Here is a summary of how I will use the Intermediate Value Theorem in the problems that follow.

$\ \ \ \$ 1. Define a function $y=f(x)$.
$\ \ \ \$ 2. Define a number ($y$-value) $m$.
$\ \ \ \$ 3. Establish that $f$ is continuous.
$\ \ \ \$ 4. Choose an interval $[a, b]$.
$\ \ \ \$ 5. Establish that $m$ is between $f(a)$ and $f(b)$.
$\ \ \ \$ 6. Now invoke the conclusion of the Intermediate Value Theorem.

In the list of Differentials Problems which follows, most problems are average and a few are somewhat challenging.

• PROBLEM 1 : Use the Intermediate Value Theorem to prove that the equation $3x^5-4x^2=3$ is solvable on the interval [0, 2].

• PROBLEM 2 : Use the Intermediate Value Theorem to prove that the equation $e^x = 4-x^3$ is solvable on the interval [-2, -1].

• PROBLEM 3 : Use the Intermediate Value Theorem to prove that the equation $x^3+2x-5=0$ is solvable.

• PROBLEM 4 : Use the Intermediate Value Theorem to prove that the equation $e^x+x+2=0$ is solvable.

• PROBLEM 5 : Use the Intermediate Value Theorem to prove that the equation $x^5-3x=4-x^2$ is solvable.

• PROBLEM 6 : Use the Intermediate Value Theorem to prove that the equation $x^3=20+ \sqrt{x}$ is solvable.

• PROBLEM 7 : Use the Intermediate Value Theorem to prove that the equation $x^3+2= \sin{x}$ is solvable.

• PROBLEM 8 : Use the Intermediate Value Theorem to prove that the equation $x^2-4x^3+1 = x-7$ is solvable.

• PROBLEM 9 : Use the Intermediate Value Theorem to prove that the equation $x e^x = x^2-1$ is solvable.

• PROBLEM 10 : Use the Intermediate Value Theorem to prove that the equation $x^3 \cos x = 4$ is solvable.

• PROBLEM 11 : Use the Intermediate Value Theorem to prove that the equation $\displaystyle{ x^4 \over x+1 } = x^2+5$ is solvable.

• PROBLEM 12 : Use the Intermediate Value Theorem to prove that the equation $\displaystyle{ x-1 \over x^2+2 } = \displaystyle{ 3-x \over x+1 }$ is solvable.

• PROBLEM 13 : Use the Intermediate Value Theorem to prove that the equation $\tan x = 1-x$ is solvable.

• PROBLEM 14 : Use the Intermediate Value Theorem to prove that the equation $x^3 = 2x^2+3x-3$ has three solutions.

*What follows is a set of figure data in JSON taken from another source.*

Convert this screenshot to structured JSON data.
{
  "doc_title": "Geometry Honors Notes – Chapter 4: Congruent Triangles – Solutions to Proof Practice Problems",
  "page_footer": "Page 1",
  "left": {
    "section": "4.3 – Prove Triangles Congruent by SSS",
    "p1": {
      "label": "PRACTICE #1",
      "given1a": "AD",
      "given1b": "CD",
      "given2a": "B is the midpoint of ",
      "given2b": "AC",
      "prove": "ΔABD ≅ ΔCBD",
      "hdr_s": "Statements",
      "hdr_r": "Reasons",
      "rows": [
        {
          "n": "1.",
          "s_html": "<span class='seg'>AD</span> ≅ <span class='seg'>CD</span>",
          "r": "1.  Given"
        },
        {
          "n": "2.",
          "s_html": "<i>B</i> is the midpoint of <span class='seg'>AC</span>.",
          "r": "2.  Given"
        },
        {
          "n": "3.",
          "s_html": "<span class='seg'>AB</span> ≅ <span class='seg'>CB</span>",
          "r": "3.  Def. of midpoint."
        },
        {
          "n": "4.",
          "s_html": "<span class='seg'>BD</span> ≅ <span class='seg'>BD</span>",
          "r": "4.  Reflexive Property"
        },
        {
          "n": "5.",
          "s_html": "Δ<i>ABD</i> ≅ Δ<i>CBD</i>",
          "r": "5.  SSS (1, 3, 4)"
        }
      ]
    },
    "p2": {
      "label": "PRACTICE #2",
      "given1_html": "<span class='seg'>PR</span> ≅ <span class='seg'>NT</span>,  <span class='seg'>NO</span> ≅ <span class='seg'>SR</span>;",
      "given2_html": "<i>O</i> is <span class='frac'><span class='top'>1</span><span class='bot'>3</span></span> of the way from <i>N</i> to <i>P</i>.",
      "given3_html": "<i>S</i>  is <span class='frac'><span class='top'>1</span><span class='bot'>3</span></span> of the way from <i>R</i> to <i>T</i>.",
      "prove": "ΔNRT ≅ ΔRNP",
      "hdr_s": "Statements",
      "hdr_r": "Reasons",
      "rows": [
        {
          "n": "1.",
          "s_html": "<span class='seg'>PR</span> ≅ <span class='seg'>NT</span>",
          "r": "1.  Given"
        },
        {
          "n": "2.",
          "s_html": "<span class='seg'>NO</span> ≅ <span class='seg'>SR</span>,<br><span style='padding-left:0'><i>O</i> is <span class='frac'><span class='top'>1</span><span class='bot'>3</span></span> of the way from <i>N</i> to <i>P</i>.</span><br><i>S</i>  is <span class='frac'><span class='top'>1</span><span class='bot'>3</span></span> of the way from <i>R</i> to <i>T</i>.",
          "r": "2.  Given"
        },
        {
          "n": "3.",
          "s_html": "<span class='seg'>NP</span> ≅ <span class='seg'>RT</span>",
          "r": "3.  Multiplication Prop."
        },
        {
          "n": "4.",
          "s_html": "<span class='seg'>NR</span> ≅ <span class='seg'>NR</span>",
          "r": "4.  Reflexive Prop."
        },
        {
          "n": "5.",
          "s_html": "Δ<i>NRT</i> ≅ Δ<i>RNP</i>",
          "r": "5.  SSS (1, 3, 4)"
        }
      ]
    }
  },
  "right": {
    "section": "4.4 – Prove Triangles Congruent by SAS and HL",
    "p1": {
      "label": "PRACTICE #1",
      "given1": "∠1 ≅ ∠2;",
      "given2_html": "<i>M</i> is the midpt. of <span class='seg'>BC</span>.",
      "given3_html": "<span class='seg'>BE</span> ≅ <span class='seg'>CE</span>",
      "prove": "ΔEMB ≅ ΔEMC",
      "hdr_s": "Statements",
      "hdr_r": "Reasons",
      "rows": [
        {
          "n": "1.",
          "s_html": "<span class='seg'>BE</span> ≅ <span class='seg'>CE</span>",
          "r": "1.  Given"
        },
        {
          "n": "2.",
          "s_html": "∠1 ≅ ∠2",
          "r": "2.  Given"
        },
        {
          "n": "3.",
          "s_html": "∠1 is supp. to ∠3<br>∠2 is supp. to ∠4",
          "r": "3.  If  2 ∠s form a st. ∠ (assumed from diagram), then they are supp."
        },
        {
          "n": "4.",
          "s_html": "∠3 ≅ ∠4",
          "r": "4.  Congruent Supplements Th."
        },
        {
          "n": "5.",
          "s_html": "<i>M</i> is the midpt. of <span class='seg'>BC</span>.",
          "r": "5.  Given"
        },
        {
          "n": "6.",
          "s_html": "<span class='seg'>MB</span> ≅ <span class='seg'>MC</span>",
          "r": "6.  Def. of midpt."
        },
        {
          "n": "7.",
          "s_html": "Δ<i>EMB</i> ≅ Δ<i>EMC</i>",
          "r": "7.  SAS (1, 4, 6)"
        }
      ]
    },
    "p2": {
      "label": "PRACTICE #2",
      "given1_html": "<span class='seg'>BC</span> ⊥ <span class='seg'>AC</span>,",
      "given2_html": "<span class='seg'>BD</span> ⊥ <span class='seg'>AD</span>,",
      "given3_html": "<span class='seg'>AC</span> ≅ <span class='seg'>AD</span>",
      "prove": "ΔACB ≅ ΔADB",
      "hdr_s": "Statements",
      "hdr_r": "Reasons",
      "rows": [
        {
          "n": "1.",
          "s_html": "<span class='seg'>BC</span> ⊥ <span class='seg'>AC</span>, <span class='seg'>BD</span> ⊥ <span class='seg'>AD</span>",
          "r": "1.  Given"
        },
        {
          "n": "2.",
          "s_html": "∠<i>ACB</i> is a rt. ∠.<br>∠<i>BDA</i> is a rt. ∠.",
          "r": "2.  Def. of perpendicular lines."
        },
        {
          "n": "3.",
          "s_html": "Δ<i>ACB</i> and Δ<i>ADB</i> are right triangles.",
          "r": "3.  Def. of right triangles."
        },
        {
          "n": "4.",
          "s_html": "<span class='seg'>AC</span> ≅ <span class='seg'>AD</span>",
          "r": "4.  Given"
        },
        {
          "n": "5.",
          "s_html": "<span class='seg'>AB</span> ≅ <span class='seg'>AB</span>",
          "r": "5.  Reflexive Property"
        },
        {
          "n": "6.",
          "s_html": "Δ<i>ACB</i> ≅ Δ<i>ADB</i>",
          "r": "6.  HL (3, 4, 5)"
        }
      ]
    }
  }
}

• PROBLEM 15 : Use the Intermediate Value Theorem to prove the following statement: If $f$ is a continuous function on the interval $[0, 1]$ with $f(0)>0$ and $f(1)<1$, then there is some number $c$ in the interval $[0, 1]$ which satisfies $f(c)=c$. (In mathematics this number $c$ is called a fixed point for $f$.)

• PROBLEM 16 : Use the Intermediate Value Theorem to prove the following statement: If $f$ is a continuous function on the interval $[0, 2]$ with $f(0)>0$ and $f(2)<4$, then there is some number $c$ in the interval $[0, 2]$ which satisfies $f(c)=c^2$.